We knew it was coming. But we didn't know how Neil Gaiman would bring to a conclusion his extraordinary Sandman series. Well, this is it. While the final collection, The Wake, provides an epilogue to the tale, it's in The Kindly Ones where the powerful story reaches its climax.

A lot of loose ends from earlier in the series are tied up in this volume. Puck, equal parts mischief and malice, has been flitting free of Faerie since Shakespeare first penned A Midsummer Night's Dream, and he pairs up now with Loki, who escaped from Odin's keeping back when Lucifer abandoned Hell.

Daniel, the child conceived in a dream by a dead man and a live woman, is kidnapped by Loki and Puck, and Lyta, Daniel's vengeful (and, need I say it, vastly overprotective) mother, blames Dream. And she becomes the tool of Thessaly, the seemingly mild-mannered witch from that nasty piece of work with the Cuckoo in Barbie's dream world who, briefly a lover of Dream's, proves that a woman scorned is far hotter than Hell could ever be.

Nuala, the elf woman given to Dream by the Queen of Faerie, returns home -- carrying with her an unspoken love for Dream and the means to summon him for a boon. And the Corinthian, an evil nightmare from the convention of killers, is remade for a new purpose. No longer the terror he was, the Corinthian yet remains ... disquieting at best, if extremely loyal to his recreator.

Ravens begin to gather in the Dreaming.

And Morpheus, the star of the series, is depressed. Recent years, those covered by Neil Gaiman's series, have been a trying time for the Endless lord of dreams. He's escaped a lengthy captivity, lost loves, killed a son, rescued a former wife and lover, gained and lost the key to Hell, battled villains, found and lost a brother, fed some pigeons and ... well, lots of stuff.
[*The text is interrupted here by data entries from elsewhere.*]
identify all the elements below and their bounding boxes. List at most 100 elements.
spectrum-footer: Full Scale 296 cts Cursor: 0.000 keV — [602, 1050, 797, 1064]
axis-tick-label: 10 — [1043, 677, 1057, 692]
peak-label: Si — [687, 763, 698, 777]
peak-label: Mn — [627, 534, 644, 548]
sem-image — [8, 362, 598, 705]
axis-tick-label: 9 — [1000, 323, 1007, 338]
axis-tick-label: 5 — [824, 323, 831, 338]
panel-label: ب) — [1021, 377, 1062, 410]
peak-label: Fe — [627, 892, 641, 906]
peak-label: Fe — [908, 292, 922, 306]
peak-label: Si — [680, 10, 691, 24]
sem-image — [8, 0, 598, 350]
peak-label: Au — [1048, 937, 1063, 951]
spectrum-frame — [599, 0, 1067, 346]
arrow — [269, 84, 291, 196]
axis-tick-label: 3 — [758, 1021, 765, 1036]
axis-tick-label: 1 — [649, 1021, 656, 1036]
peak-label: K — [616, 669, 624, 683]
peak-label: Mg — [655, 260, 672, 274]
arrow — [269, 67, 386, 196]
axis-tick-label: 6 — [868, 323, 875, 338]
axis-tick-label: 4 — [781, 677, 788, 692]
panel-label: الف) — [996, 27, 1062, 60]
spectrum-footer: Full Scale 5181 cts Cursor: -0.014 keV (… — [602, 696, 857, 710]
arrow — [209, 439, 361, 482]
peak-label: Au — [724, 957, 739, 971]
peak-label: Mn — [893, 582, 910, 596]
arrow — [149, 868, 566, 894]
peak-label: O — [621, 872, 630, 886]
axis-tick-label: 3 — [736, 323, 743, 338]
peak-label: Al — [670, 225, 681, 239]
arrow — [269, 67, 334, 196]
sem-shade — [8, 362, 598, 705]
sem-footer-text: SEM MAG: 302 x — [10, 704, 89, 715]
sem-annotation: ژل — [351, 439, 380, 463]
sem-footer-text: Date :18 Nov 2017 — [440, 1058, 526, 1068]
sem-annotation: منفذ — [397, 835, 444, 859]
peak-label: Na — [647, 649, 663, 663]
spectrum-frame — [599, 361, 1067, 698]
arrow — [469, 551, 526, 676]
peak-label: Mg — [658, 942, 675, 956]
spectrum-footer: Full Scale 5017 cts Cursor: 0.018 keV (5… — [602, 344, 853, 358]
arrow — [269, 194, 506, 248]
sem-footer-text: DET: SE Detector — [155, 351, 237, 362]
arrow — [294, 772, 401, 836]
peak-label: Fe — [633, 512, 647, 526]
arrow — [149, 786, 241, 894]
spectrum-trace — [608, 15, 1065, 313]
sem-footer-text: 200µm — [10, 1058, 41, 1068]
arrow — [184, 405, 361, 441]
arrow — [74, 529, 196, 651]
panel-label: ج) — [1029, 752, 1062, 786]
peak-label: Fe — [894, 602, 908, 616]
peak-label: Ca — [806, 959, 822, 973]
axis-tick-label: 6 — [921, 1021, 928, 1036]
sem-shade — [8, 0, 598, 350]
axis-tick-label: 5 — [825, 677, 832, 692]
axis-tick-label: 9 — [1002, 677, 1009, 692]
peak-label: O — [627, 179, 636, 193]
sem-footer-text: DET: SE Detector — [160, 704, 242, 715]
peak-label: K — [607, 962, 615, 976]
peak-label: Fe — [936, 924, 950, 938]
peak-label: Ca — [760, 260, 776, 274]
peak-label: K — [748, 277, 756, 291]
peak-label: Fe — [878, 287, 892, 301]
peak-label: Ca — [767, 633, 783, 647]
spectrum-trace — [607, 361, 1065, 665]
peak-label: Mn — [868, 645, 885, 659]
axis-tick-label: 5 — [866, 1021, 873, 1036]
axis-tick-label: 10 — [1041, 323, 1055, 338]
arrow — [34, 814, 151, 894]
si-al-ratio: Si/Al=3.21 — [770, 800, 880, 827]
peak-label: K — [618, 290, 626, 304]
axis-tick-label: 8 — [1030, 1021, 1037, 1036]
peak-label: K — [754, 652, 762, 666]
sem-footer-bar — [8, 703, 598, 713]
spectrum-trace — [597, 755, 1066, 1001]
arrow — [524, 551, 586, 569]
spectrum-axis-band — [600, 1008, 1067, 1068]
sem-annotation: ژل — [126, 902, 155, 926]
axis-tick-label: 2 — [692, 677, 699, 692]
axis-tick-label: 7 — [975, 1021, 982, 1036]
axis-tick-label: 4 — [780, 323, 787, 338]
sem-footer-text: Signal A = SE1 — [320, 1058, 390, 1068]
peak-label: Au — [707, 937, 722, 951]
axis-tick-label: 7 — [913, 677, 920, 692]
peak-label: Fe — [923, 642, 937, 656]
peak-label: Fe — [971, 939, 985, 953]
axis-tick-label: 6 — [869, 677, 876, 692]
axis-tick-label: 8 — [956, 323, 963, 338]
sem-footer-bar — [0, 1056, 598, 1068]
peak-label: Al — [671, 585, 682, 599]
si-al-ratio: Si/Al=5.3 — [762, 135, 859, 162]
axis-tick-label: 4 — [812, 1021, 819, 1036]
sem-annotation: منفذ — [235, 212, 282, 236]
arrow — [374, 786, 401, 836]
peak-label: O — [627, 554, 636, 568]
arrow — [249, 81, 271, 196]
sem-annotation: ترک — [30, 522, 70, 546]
If you've been reading the series thus far, you know what he's been through. And now, he seems tired.

So he is perhaps easy prey for the Kindly Ones, a.k.a., the Furies and an aspect of the Fates, enlisted by Lyta in her quest for vengeance. Although they'll not revenge anything done by Dream to Daniel, they decide Dream is their rightful target for the sin of killing his son; it doesn't matter that his son, the Greek minstrel Orpheus, begged him to do it.

Their stalking of dreamland is intense, to say the least, and Dream seems powerless to impede them. One by one, familiar characters of the realm fall before their unforgiving march.

Things fall even further to pieces when Dream is summoned from his realm, allowing the Kindly Ones even more freedom to tear down his creations. Soon, there is very little left of the realm or its inhabitants. But as some things fall to pieces, other pieces fall into place.

So Morpheus takes the only course left to him, one that involves a heartfelt conversation with his elder sister which mirrors a conversation they had back near the beginning of the series. And the end, which seems in retrospective fairly inevitable, is powerful. And marvelous. And sad.

It's not an easy thing, to make readers care so much about a character in a comic book. With the tale of Morpheus of the Dreaming, Neil Gaiman has created something -- and someone -- truly wonderful.